Elternzeit statt Steinzeit! Der Kanton Bern muss jetzt vorangehen

Avatar of AdminisAdminis - 06. Juni 2019 - Medienmitteilung

Die SP fordert in einer Motion 38 Wochen Elternzeit im Kanton Bern. Den Einwand des Regierungsrats, dass der Bund zuständig sei, lässt die SP nicht gelten. Es ist höchste Zeit, die Steinzeit hinter sich zu lassen und zu handeln. Die SP will mit einer Standesinitative erreichen, dass die gesetzlichen Grundlagen auf nationaler Ebene endlich angepasst werden und progressive Kantone wie der Kanton Bern vorangehen können.

In der Schweiz arbeiten Frauen und Männer im Erwerbsalter ungefähr gleich viel. Aber die Frauen verdienen dafür insgesamt rund 100 Mia. weniger als die Männer.(1) Damit gehört die Schweiz zu den fünf Ländern in Europa mit dem grössten Einkommensgefälle zwischen Frauen und Männern. Drei Viertel dieser Einkommenslücke haben ihre Ursache darin, dass Frauen den Löwinnenanteil der unbezahlten Arbeit erledigen. Dabei fällt insbesondere die Kinderbetreuung ins Gewicht: Rund 1 Mrd. Stunden arbeiten Frauen jährlich dafür.

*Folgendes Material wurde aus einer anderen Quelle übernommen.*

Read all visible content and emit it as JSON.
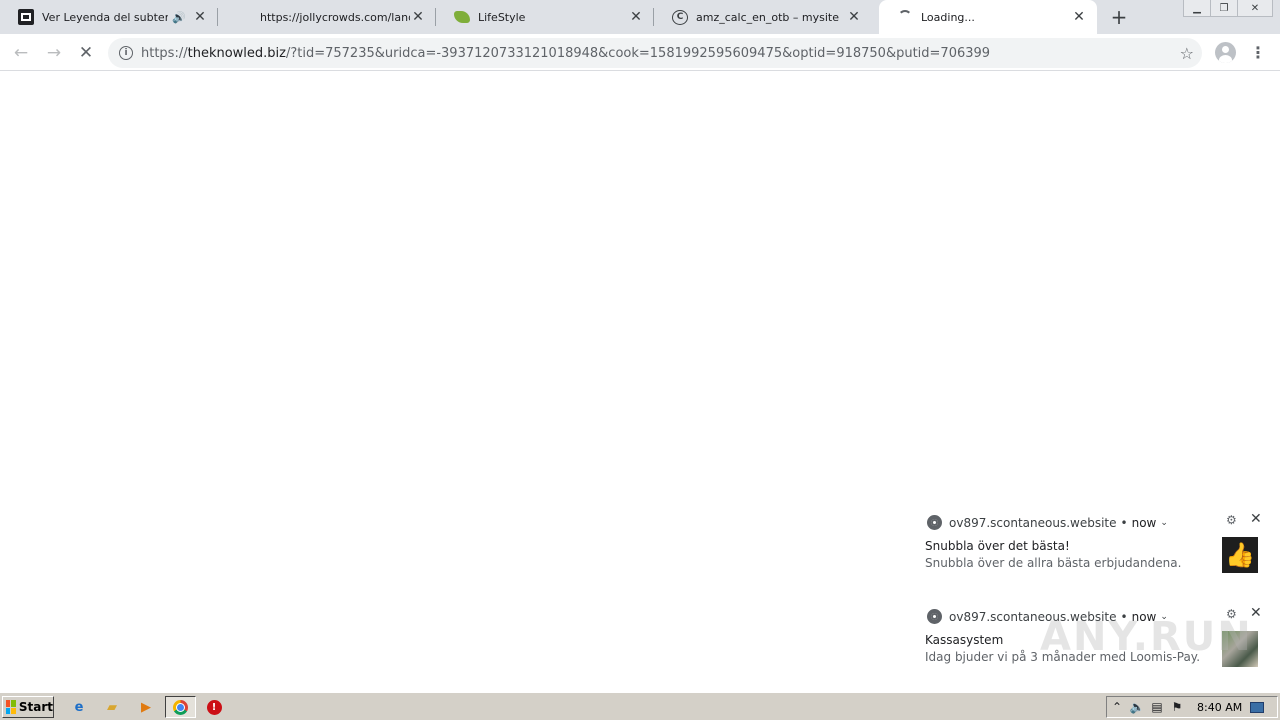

“Kinderbetreuung ist nicht gratis. Frauen bezahlen dafür mit Lohneinbussen, Einbussen bei den Sozialversicherungen und tieferen Renten. Unbezahlte Arbeit muss gerechter geteilt werden und die Eltern müssen dafür Zeit bekommen”, sagt Grossrätin Tanja Bauer. Doch die Schweizer Familienpolitik steckt noch in der Steinzeit. Weder auf nationaler noch auf kantonaler Ebene geht es voran. Darum fordert die SP den Regierungsrat in einer Motion auf, im Kanton Bern zusätzlich zu den bereits bestehenden 14 Wochen Mutterschaftsversicherung 24 Wochen Elternzeit einzuführen.

Taten statt Worte

Der Regierungsrat steht der Forderung grundsätzlich positiv gegenüber. Er verweist in seiner Antwort auf die Motion aber darauf, dass der Bund zuständig sei. Dies lässt die SP nicht gelten. “Seit Jahrzehnten wird im Bundeshaus diskutiert, aber es gab kaum Fortschritten. Es ist Zeit für eine moderne Familienpolitik”, so Grossrätin Maurane Riesen. Die SP wird eine Standesinitiative im Grossen Rat einreichen, um die Zuständigkeiten neu zu regeln, damit die Kantone in der Familienpolitik vorangehen können. Um der Forderung Nachdruck zu verleihen, lancierte die SP heute den Aufruf “Elternzeit statt Steinzeit” für eine zeitgemässe Familienpolitik im Kanton Bern.

Mit Elternzeit haben Mütter und Väter die Möglichkeit, mehr Zeit mit ihrem Kind zu verbringen und die Betreuungs- und Hausarbeit gleichberechtigt zu teilen. Väter haben von Anfang an eine Rolle im Leben der Kinder und können mehr Verantwortung Zuhause übernehmen. Umgekehrt können Mütter Familie und Beruf besser vereinbaren und sind finanziell unabhängiger.

Während der Dauer der Elternzeit gilt eine Arbeitsplatzgarantie und Mütter und Väter erhalten weiter ihren Lohn. Die Elternzeit könnte analog zum heutigen Mutterschaftsurlaub finanziert werden. Viele andere Länder kennen bereits solche Lösungen. Dort zeigt sich, dass Elternzeit auch positiven Auswirkungen auf die Wirtschaft und auf die Steuereinnahmen hat.